Other Voices by Colin Greenland
Posted in Fantasy, Reading Reviewed at 12:00 on 15 April 2026
Unwin, 1989, 188 p.

This is apparently the third in Greenland’s Daybreak series but I wasn’t really aware of this when I bought it recently. I read The Hour of the Thin Ox many years ago and reviewed Daybreak on a Different Mountain on the blog in 2009.
Other Voices is a slightly unfocused tale set in the standardised pre- (or never-) industrial fantasy milieu. Greenland doesn’t fall into the clichés of the genre though, he’s too good a writer for that.
At the novel’s start Luscany is on the verge of being conquered by the Eschalan, a people to all intents human, but orange.

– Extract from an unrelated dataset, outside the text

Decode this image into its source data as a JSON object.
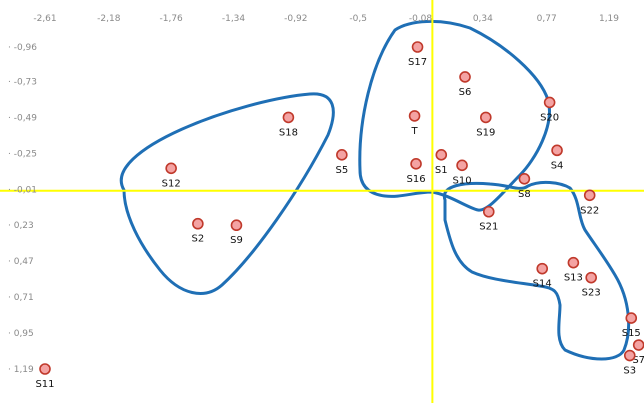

The book promises to be the story of Serin, daughter of Tarven Guille, a medical experimenter. It soon spreads out, though, to encompass the life of Luscany’s Princess Nette kept unwillingly in her palace by the victorious Eschalan as a figurehead.
Tarven and his wife Amber’s first two children either didn’t survive birth, or only barely did. Nevertheless, their bodies are kept in the house in a drawer in which Serin is forbidden to look. For Tarven is on the point of discovering how to bring the recently dead back to life.
The fantasy elements don’t overwhelm the story which is mainly one of accommodating to the occupying power and of resisting it.
Not one of Greenland’s major works but eminently readable.
Pedant’s corner:- “seemed to sooth her rage” (to soothe her rage.)